Dans Toutes les vies de Théo, Nathalie Azoulai, explorant avec finesse une fois encore la judéité à la française, raconte l’histoire d’une fracture intime et politique. Élevé dans la culpabilité de la Shoah, Théo rencontre au milieu de la vingtaine Léa dans un stand de tir. Elle est d’origine juive, il est breton, ils vont s’aimer en raison et en dépit de leurs différences. Mais vingt-cinq ans plus tard, leur relation sera remise en question par la situation politique française, la montée de l’antisémitisme, l’attaque du 7 octobre en Israël et tous les morts de Gaza.

P.O.L., le 12 février

La Realidad, Neige Sinno

L’autrice de Triste tigre (P.O.L, 2023, prix Femina, Prix des libraires du Québec), nous reviendra avec un roman. Dans La Realidad, Neige Sinno, qui vit au Mexique depuis de nombreuses années, raconte le voyage accompli dans ce pays il y a une vingtaine d’années par deux jeunes femmes, Netcha, la narratrice, et Maga, une amie espagnole. Un voyage initiatique qui les mènera sur les traces du sous-commandant Marcos, en quête d’un village du Chiapas appelé La Realidad où le leader du mouvement zapatiste aurait vécu. Une exploration sensible des idées révolutionnaires, où l’on aborde notamment la colonisation et les rapports entre les idéaux et la réalité, tandis que flotte le fantôme tremblotant d’Antonin Artaud.

P.O.L., le 16 avril

Un homme seul, Frédéric Beigbeder

Inspiré par le décès de son géniteur en 2023, Frédéric Beigbeder s’empare lui aussi de la question du père avec Un homme seul, un livre à mi-chemin entre l’hommage et le règlement de comptes.

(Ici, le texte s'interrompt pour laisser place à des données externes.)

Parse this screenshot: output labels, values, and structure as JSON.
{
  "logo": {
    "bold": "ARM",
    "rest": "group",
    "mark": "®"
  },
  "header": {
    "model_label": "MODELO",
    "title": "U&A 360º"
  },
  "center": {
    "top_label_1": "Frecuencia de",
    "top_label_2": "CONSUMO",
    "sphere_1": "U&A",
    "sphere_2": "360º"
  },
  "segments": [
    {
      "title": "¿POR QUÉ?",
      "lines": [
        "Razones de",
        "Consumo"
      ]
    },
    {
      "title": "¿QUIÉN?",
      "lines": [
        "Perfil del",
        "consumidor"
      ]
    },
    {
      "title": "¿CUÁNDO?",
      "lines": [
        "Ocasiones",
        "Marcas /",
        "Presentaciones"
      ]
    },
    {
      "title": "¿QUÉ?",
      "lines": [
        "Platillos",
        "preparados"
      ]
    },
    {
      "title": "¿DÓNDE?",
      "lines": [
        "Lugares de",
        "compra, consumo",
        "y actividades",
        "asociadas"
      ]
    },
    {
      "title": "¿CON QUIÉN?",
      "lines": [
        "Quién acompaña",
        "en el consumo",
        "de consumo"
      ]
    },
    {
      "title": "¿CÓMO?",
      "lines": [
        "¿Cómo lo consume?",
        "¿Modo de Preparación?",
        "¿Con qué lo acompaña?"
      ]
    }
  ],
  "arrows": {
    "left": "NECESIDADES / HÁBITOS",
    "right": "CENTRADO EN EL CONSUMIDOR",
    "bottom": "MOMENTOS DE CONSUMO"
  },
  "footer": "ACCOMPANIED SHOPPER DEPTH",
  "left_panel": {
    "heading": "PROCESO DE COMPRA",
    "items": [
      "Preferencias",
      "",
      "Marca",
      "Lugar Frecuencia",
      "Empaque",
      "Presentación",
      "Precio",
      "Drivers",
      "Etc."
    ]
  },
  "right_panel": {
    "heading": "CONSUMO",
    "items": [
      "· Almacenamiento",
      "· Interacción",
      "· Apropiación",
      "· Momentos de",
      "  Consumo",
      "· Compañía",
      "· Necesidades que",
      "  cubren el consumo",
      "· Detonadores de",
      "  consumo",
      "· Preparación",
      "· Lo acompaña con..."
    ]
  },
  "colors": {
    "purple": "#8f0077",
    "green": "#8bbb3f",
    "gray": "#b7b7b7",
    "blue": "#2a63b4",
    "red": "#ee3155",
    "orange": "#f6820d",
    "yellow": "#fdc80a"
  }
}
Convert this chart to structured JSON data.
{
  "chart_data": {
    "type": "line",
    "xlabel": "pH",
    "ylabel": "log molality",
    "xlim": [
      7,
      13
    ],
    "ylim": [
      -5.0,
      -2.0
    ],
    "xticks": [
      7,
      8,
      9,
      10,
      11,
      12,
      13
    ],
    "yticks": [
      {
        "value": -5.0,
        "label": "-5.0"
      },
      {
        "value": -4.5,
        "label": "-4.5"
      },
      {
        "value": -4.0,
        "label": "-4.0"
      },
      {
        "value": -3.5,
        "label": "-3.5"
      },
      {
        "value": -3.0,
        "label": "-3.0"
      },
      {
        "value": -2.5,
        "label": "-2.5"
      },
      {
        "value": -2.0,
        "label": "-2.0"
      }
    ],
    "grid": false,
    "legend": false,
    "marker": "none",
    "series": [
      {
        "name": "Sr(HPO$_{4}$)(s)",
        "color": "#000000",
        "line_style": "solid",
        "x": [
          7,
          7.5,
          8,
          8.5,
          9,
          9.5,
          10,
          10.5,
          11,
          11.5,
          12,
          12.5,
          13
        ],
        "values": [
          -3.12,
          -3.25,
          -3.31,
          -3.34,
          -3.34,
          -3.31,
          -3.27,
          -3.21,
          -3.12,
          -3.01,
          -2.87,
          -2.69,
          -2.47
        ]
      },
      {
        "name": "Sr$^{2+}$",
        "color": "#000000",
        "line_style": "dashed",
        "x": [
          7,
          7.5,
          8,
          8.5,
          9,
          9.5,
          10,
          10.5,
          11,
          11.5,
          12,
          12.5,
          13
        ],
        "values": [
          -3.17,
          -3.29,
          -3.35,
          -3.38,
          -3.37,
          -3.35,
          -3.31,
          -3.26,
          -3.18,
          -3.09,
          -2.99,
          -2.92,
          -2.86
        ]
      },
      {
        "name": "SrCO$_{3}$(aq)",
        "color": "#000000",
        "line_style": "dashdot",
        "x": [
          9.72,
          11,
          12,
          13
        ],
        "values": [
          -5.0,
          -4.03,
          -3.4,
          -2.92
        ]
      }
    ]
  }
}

Ses années terribles dans un pensionnat catholique de Sorèze où, écrit-il, « les châtiments corporels étaient quotidiens et la pédophilie tolérée en silence ». Les riches heures de conseiller en recrutement (chasseur de têtes) au service de grandes multinationales et de playboy flambeur qui aurait peut-être été au service de la CIA. Son triste bilan de père absent après le divorce. Ses dernières années en « businessman misanthrope » malade et ruiné. L’auteur de L’amour dure trois ans et d’Un roman français (1997 et 2009), qui n’aurait jamais osé écrire ce livre du vivant de son père, avoue-t-il, tente d’y réunir les pièces d’un puzzle.

Grasset, le 5 mars

Un perdant magnifique, Florence Seyvo

Avec un mélange de fascination et de pitié, la narratrice d’Un perdant magnifique de Florence Seyvo se souvient de son beau-père qui travaillait à Abidjan, en Côte d’Ivoire, convaincu de pouvoir y faire fortune. Homme à la personnalité complexe, tantôt attentionné, tantôt tyrannique, toujours vivant dans la démesure et la phobie de la routine, il avait un temps convaincu la mère d’Irène et d’Anna de s’installer là-bas avec lui au début des années 1980, avant qu’elles ne rentrent au Havre, en France, tandis qu’il se contentait de venir les voir deux fois l’an. Un beau portrait qui souligne l’ambiguïté du personnage, à la fois noble et ridicule.

De l’Olivier, en mars

Ta promesse, Camille Laurens

Dans Ta promesse, à la façon d’un thriller, Camille Laurens décortique une relation toxique de quatre années vécues par une romancière, Claire Lancel, avec un pervers narcissique pour qui elle avait tout quitté. Jusqu’à la goutte de trop, quand l’homme a voulu lui faire promettre de ne jamais écrire sur lui. Examinant entre autres les rapports entre l’écriture et la vie, la narratrice raconte comment elle s’est peu à peu laissée entraîner dans une histoire d’amour faite de manipulations et de mensonges. Camille Laurens y ausculte, selon son éditeur, « le narcissisme contemporain, l’absence d’empathie, et se demande comment sauver l’amour de ses illusions ».